Interessant zu beobachten war, dass mit jeder neuen Reparatur Audrey´s Lebenszyklus kürzer wurde. So ließ ich mich leichtfertig hinreißen, der mich bedienenden Dame eine Wette um eine Flasche Champagner anzubieten. Ich wollte wetten, dass ich spätestens am Abend des Folgetages mit einem „lässt sich nicht mehr anschalten. Schwarzer Bildschirm“ Computer wieder vor ihr stehen würde, weil die Kiste bereits intrinsisch Schrott ist. Gut, dass sie die Wette nicht annahm, ich hätte verloren. Zwischen Abholung und viertem Blackout lagen dann doch noch beachtliche vier Tage, die gerade reichten, um zum zigsten Mal alle für die Arbeit nötigen Programme zu installieren und alle Einstellungen vorzunehmen, die es bedarf, um sich mit seinem Rechner zu hause zu fühlen.

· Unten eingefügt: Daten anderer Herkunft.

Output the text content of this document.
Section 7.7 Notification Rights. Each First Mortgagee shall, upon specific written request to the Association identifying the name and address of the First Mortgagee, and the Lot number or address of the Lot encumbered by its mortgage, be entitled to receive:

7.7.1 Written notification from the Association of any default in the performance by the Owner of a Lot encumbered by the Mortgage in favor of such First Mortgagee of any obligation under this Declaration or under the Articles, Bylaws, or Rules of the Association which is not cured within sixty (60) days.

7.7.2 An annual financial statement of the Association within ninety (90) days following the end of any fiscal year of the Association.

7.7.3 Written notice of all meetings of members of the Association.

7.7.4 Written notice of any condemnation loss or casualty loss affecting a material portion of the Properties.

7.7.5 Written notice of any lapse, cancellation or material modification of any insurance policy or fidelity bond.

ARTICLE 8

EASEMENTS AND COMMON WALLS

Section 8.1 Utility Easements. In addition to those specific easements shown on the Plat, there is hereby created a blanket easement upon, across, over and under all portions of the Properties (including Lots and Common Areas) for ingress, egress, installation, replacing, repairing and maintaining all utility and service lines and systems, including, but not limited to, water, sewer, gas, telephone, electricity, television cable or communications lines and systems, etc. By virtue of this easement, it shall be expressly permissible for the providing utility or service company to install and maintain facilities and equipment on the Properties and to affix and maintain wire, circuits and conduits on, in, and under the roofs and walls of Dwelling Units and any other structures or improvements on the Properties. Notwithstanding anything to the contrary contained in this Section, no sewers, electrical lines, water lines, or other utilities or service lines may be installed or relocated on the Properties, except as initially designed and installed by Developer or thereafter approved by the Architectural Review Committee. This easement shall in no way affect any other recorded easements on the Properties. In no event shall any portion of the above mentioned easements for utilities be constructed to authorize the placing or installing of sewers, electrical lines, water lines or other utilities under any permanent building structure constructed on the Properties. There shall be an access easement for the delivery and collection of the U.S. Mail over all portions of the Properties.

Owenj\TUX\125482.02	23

Es bedarf nicht der extra Erwähnung, dass ich während Audrey´s Abwesenheit kein Austauschgerät bekam, obwohl ich mehrfach erwähnte, dass es sich bei bei dem chronisch defekten Rechner um mein Arbeitsgerät handelte, mit dem ich meinen Lebensunterhalt zu bestreiten gedenke. Wie gesagt, diese Elektromarktkette legt großen Wert auf ihren Markenkern und lebt Geiz ist geil. So ist es auch nicht verwunderlich, dass mir auf meinen Wunsch nach einem Ersatzgerät mit einem Schulterzucken und „Joh, da lässt sich leider nichts machen“ geantwortet wurde. So musste mein altgedientes Schlachtross Babsi ran. Der Rechner knarzt und ächzt wie eine Dampfmaschine der Generation James Watt und ich musste Babsi noch eine neue Festplatte spendieren, damit ich überhaupt mit ihr arbeiten konnte. Aber wenn sie erst warmgelaufen ist, verrichtet sie mit ein paar altersbedingten Hängern stoisch ihre Arbeit.

Gloria, meine Aktuelle

Nach dem kleinen Audrey Intermezzo habe ich mich nun doch von meinen Kollegen breitschlagen lassen, es in Gottes Namen einmal mit einem Apple Computer zu versuchen. Nun ist Gloria meine Diva de jour. Nach einer harten Umgewöhnungszeit bin ich soweit, dass ich auch mit einem Mac produktiv arbeiten kann. Wer aber behauptet, Apple Produkte seien super easy zu bedienen und ja dermaßen intuitiv, den kann ich nur also total verblendet bezeichnen. Die einfachsten Funktionen wie „Speichern unter“ oder einfach mal alle Windows gleichzeitig schließen, musste ich nachgoogeln und teilweise auch feststellen, dass es liebgewonnene, sinnvolle Funktionen überhaupt nicht gibt. Was ich Gloria zu Gute halte: sie ist absolut lautlos, startet in Sekundenschnelle und der Akku hält ewig. Wir gewöhnen uns also aneinander. So ganz vertraut sind wir beide noch nicht miteinander geworden, aber wir arbeiten täglich an unserer Beziehung. Wenn ich dann doch einmal sauer auf Gloria bin, weil ich ein liebgewonnenes PC Feature schwerlich vermisse, hilft mein Techniker, der ja schon immer gesagt hat, Apple´s best fuck the rest und gibt den Paartherapeut. Dann erklärt er mir, dass ich mich einfach mehr in Gloria hineinversetzen und ihre Bedürfnisse verstehen muss. Die wunderbare Apfelwelt ist doch so einfach und ich müsse endlich meine wahren Gefühle zulasse. Dann würde ich auch verstehen, dass diese oder jene vermisste Funktion nur belastender Blödsinn ist, den es wirklich nicht braucht. Oder er zeigt mir eine kryptische Tastenkombination, die ich mir nie werde merken können und die nicht wirklich das tut, was ich eigentlich wollte.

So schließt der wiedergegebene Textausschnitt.